Plaidoyer pour une France fédérale
Décideurs. Aucun élu, de gauche comme de droite, ne défend la création d’un régime fédéral. Comment l’expliquer ?
Grégory Berkovicz. Dans l’Hexagone, le mot de fédéralisme est tabou. Depuis la Révolution française, le terme a été totalement banni de l’univers républicain. De manière consciente ou non, la notion de fédéralisme est perçue comme une négation de l’État, du contrat social, de la nation, ce qui est bien évidemment faux. La plupart de nos voisins européens sont parfaitement unis et possèdent pourtant une forme fédérale. Dans l’Hexagone en revanche, le terme de décentralisation est présent dans le débat public et une décentralisation très poussée reviendrait à une forme de fédération…
Une des caractéristiques d’un État fédéral est l’importance accordée aux langues locales. En France, la tradition consiste globalement à les faire taire…

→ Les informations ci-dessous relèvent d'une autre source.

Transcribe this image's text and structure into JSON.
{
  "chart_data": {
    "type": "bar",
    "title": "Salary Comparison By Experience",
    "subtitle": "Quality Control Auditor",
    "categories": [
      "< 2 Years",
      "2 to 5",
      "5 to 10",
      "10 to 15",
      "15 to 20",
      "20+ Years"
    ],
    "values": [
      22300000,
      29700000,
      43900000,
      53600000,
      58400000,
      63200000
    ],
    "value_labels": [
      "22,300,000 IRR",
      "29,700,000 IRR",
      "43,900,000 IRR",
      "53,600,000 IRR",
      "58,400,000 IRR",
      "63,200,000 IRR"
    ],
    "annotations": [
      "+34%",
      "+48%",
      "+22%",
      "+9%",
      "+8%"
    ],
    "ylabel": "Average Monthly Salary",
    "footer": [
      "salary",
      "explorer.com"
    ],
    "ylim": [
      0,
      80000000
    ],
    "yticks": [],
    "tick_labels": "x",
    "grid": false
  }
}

Là encore, il s’agit d’une tradition historique qui remonte à l’Abbé Grégoire mais aussi aux hussards noirs de la République qui ont voulu créer une nation linguistiquement homogène. Cela s’explique par une peur de la liberté et une idée saugrenue : si les langues régionales se développent, le français va disparaître. Cette crainte est infondée puisque, dans tous les pays qui favorisent l’usage des langues régionales, l’idiome national reste vivace. De manière sous-jacente, cela traduit parfaitement la peur que les dirigeants de l’État central ont des citoyens. Dans notre pays, le pouvoir ne cherche pas à déléguer mais à tout centraliser. Et les personnes formées à l’ENA ou à Polytechnique sont très attachées à cette vision des choses. S’il est impensable de supprimer les grands corps, il est vital de mieux encadrer la haute administration, de la limiter à quelques missions dans lesquelles elle excelle.
Quels sont les défauts d’un régime trop centralisé comme le nôtre ?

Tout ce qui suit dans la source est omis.